Thursday, March 16, 2006

Three is a Magic Number (or is it four?)

I can't do any math in my head anymore. Even simple stuff. I noticed it for the first time when I was in Kroger when they had half-gallons of milk on sale, 8 for $10, and I was trying to figure out if it would be cheaper to buy a gallon or two half-gallons. It went something like this:

"Eight goes into 10...uh...wouldn't that be 10 goes into 8? No, I was right the first time. It's one, then you have to subtract...uh..but then multiply it by two...how much is a gallon? Goddammit, where's my calculator?"

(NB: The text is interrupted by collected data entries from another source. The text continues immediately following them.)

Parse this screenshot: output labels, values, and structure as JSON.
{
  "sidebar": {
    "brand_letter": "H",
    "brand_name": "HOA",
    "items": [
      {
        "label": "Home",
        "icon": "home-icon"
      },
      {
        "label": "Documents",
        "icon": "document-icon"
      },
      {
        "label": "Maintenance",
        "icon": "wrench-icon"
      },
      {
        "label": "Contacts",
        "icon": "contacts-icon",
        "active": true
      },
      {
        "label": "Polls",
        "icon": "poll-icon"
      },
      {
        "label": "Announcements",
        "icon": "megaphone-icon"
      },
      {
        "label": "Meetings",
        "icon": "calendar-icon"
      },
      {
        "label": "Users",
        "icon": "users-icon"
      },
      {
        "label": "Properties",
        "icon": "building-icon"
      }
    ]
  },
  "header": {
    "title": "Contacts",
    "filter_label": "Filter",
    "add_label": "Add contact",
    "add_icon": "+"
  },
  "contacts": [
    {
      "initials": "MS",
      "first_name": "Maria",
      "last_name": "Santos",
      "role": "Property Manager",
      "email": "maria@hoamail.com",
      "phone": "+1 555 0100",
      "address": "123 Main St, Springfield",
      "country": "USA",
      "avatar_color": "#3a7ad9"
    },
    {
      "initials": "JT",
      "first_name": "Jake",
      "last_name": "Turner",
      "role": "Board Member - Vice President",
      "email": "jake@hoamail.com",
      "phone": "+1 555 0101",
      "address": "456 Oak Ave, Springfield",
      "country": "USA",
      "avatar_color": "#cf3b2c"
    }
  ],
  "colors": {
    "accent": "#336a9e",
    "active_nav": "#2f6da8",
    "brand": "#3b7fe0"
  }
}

It has even affected me at work. I was trying to sound all authoritative to our director the other day: "The Company will have to pay a 10% excise tax on any amounts refunded after March 15. For example, if we end up processing $500,000 in refunds, we will have to pay...uh...um..." I actually had to ask, "What's 10% of $500,000?" Completely blew my authoritative facade. And probably my merit raise, as well. Not that I'd know the difference.

Me: "This raise seems kind of low. I thought we discussed a higher figure."

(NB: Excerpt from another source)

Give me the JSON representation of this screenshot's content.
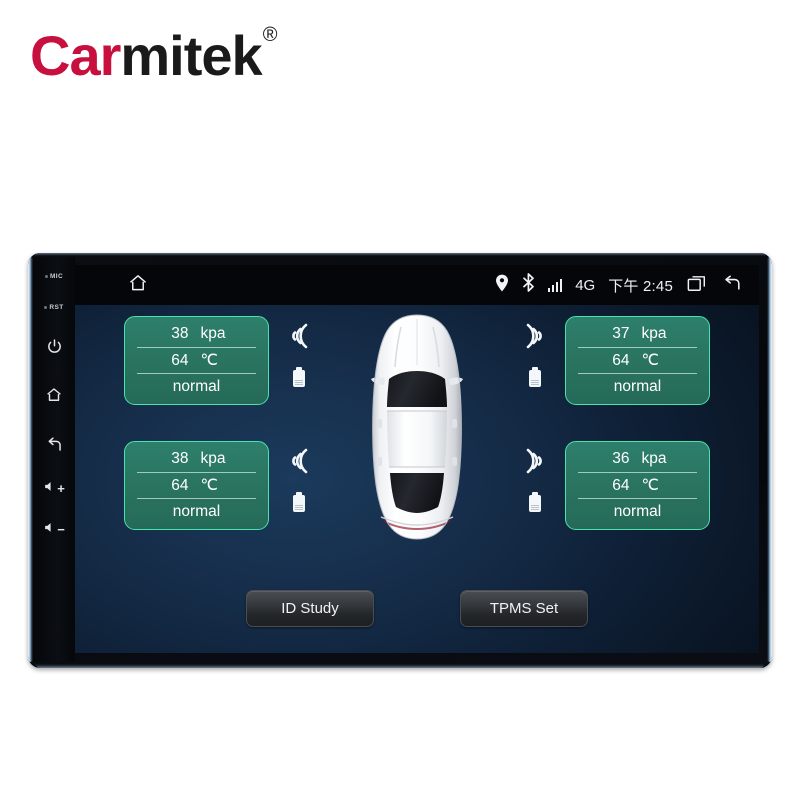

My Boss: "Oh no, it's right. Um, in fact, it's MORE than what we agreed to. See, you just have to divide this annual total by...um...8 for a monthly total, since, um, this raise is effective until April of next year. Once you multiply that number by 12, then you will see that you are actually earning MORE than what we agreed to.. Yeah. Heh heh."

Me: "Huh? Oh. Okay...great! Thanks!"

So if we ever go out to lunch together and have to split the tab, you will notice that I just sit there until someone tells me how much to put in. If it's one of those things where the tab goes around the table for each person to calculate their share, you'll notice that I sit there for a minute looking pensive, then take out some bills and say, "Is this fair?" I'm really asking. I'm not trying to short-change anyone. Just help me out.
Or if you need a ten-spot, just add it on. I won't notice.